I've found two personal use cases for LLM generated code: (1) I have an idea for some app, but either I feel it won't be useful enough/save me enough time to justify developing it, or I simply don't feel the problem is interesting enough to be motivated by it. In that case, a vibe coded tool is perfect. It generally does one simple thing, and I don't care about long term maintenance, because it just needs to keep doing that thing. (2) Adding a feature to an open source project. Again, it's a case of "I want this feature, but am not willing to spend the time needed to implement it." Even a relatively simple open source project can take a day or two just to get a basic understanding of the code and where I need to make the changes.

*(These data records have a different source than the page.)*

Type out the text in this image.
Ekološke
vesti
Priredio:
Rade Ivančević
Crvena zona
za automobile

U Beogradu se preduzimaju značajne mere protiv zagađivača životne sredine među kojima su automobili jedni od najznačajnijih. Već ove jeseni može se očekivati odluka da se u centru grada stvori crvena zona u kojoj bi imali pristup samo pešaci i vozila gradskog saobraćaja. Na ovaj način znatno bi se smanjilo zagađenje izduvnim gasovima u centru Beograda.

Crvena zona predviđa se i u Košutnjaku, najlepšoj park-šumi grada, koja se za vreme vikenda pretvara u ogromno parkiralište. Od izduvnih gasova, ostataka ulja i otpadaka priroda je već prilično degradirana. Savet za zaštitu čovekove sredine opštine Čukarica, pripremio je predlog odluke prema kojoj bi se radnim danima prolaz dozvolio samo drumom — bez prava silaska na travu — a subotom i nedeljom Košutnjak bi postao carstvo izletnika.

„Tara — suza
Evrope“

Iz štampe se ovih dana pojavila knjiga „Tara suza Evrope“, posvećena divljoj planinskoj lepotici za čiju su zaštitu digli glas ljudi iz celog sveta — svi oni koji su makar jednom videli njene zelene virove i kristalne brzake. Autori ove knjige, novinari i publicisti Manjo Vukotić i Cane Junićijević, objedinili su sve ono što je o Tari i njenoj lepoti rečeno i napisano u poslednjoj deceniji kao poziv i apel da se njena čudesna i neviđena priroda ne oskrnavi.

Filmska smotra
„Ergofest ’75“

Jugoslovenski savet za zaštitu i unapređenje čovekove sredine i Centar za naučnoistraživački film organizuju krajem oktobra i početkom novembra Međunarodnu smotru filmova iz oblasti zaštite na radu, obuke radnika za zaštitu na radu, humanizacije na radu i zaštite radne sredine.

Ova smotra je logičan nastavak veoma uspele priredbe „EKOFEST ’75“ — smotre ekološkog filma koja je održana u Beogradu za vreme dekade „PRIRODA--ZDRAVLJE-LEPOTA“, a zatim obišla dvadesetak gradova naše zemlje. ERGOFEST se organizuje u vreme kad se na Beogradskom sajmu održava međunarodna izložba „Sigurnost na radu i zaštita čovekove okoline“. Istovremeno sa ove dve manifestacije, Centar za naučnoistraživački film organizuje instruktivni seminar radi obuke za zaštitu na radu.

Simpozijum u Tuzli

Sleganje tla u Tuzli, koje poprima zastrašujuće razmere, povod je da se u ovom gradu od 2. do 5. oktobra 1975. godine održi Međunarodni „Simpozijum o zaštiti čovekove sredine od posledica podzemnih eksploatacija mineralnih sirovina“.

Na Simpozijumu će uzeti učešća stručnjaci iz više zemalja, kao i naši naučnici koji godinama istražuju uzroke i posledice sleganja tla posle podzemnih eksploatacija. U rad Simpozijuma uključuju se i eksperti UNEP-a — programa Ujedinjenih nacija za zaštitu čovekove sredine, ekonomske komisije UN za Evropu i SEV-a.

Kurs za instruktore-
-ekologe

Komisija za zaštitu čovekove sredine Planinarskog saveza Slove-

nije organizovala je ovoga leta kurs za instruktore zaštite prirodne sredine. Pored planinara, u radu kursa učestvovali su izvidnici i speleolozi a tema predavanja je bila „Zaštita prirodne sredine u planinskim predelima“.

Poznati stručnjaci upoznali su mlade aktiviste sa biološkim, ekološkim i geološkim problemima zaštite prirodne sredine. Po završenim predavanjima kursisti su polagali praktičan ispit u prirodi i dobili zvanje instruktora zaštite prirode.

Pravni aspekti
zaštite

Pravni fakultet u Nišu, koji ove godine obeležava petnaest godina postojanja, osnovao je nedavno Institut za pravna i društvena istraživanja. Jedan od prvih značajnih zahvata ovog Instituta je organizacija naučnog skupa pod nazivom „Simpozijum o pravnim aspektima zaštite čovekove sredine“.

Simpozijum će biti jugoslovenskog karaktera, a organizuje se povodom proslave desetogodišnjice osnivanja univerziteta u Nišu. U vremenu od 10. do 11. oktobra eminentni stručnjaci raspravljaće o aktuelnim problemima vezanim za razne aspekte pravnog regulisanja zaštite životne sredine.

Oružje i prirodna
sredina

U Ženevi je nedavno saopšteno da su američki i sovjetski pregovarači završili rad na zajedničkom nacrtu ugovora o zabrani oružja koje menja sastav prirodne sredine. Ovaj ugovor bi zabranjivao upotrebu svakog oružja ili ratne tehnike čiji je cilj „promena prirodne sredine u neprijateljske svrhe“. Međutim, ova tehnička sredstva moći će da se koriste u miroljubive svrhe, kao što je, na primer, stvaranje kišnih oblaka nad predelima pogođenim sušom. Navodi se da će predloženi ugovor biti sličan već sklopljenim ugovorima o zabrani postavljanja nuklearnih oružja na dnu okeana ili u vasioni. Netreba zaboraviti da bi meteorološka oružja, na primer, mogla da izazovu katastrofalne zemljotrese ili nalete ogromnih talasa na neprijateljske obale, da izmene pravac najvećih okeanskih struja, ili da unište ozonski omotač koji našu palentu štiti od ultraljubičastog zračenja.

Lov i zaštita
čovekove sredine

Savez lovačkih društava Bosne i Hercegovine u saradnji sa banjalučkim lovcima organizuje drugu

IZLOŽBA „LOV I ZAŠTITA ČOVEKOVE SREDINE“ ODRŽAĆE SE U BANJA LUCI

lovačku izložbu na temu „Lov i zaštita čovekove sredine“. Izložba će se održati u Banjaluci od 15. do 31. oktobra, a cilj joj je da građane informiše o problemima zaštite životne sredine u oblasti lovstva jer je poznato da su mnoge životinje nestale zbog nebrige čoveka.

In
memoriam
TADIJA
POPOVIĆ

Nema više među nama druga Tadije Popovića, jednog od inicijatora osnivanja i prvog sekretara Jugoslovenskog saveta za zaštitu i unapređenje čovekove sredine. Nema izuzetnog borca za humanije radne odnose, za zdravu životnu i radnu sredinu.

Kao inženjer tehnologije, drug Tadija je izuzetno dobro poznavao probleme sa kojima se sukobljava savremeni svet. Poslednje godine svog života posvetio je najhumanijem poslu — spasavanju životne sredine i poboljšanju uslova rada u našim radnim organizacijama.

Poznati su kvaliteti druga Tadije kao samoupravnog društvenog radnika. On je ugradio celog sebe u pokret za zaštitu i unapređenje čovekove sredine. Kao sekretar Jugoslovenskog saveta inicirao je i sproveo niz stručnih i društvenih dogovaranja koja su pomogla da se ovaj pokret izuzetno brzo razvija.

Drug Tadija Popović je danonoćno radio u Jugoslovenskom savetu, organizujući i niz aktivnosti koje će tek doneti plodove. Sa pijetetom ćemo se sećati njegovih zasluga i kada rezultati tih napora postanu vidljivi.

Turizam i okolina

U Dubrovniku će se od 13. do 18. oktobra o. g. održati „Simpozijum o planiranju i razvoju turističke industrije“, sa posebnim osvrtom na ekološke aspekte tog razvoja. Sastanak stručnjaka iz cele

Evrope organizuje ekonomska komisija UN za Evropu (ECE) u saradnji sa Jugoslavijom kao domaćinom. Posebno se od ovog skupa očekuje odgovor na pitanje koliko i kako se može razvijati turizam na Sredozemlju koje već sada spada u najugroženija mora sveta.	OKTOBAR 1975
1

Now I can often just get a functioning vibe-coded implementation within a few hours. (2) leaves me with some unsettling feelings about how this will affect the future of open source software. Some of the features I've implemented this way may very well be useful to other users, but I can't in good conscience just dump a vibe coded pull request on a project and except them to do the work of vetting it. But if I didn't have the energy to implement the change myself, I'm definitely not going to bother doing the work of going through all the LLM generated code, cleaning it up to the standards of the project, etc. Whereas before I didn't have a choice, and the idea of getting the change ready for a PR was much less daunting since I understood the problem space and solution well. So at least for myself, I can see a future where many of the apps I use are bespoke forks of popular applications. Extrapolate that to many, many people and an interesting landscape emerges.

rickdeaconx

The idea of getting information from other engineers relies on the idea that the other engineers aren't already complacent with AI.

aeternum

A lot of this is just wrong. AI can now see the output. It's interesting that highly flawed opinion pieces like this are so popular.